Management of Research Data in Computational Fluid Dynamics and Thermodynamics
The performance increase of the available resources in the HPC area offers the possibility to investigate fundamental questions of fluid mechanics with numerical tools in high temporal and spatial resolution. In particular, turbulent flows, which account for the largest part of flow processes in nature and technology and do not exhibit a closed analytical solution, can be investigated with increasing precision. Nowadays, one trillion data points are stored and processed per simulation. It is not clear from the outset which data is relevant for understanding the physical processes. Therefore, hundreds to thousands of simulations are carried out in the course of a research project in order to investigate the influence of individual parameters. Similarly molecular simulations underwent a huge increase in algorithmic and technical performance making it now simple to generate large amounts of data. The pure amount of data can be reduced by suitable data compression algorithms. However, it remains an important and challenging task to manage these simulations in a structured way to ensure reproducibility, retrievability and clarity. Equally important is the subsequent question of how the methodology, process and results of the research project can be secured in the long term and shared if necessary.

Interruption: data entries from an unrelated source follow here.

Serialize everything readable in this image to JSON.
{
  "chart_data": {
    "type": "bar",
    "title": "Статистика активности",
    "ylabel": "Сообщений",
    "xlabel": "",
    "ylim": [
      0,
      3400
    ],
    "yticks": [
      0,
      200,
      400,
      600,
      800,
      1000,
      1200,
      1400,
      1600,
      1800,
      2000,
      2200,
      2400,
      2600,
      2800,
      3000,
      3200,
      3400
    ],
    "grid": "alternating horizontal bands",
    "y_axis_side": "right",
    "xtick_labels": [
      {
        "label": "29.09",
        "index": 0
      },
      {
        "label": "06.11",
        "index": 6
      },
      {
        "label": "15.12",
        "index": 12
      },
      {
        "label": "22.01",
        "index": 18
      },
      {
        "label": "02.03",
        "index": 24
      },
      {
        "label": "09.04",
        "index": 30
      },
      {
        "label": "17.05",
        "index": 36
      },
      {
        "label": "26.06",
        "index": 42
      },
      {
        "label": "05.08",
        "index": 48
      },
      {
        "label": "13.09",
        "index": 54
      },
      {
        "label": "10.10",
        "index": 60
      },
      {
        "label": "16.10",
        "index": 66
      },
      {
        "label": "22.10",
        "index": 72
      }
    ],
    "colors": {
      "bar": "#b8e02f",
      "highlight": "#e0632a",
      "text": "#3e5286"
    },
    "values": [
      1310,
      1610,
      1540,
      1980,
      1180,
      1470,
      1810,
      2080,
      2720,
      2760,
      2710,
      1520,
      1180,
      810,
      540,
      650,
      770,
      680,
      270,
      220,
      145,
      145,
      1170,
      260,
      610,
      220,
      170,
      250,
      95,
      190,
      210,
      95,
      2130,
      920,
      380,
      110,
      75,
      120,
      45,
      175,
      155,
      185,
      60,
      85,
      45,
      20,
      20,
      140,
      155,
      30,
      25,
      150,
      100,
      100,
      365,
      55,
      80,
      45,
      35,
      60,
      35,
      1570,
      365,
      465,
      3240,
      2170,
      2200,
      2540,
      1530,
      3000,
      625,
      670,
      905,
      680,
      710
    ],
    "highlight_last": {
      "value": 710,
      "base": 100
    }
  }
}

So far, publication of the data is not anchored in the professional culture and is not easy to achieve due to the technical circumstances. Archiving data for more than 3-4 years seems neither possible nor sensible. Based on this initial situation, members of the IAG and ITT, in cooperation with the infrastructure facilities (UB, TIK, HLRS) of the University of Stuttgart, develop and test a working process in which, immediately after data generation, metadata is automatically extracted from log and input files, supplemented by rarely changing information on authors and projects, and stored in the DaRUS data repository. The repository, based on the open-source software Dataverse, is used for the local administration of the data. The easy searchability of the descriptive data helps to reuse the existing data and to document the research process. Last but not least, the data already described can be published or meaningfully archived without much additional effort. For the future, we are also striving for clear criteria for the selection, quality control and retention period of the data and mechanisms for the automated linking of datasets.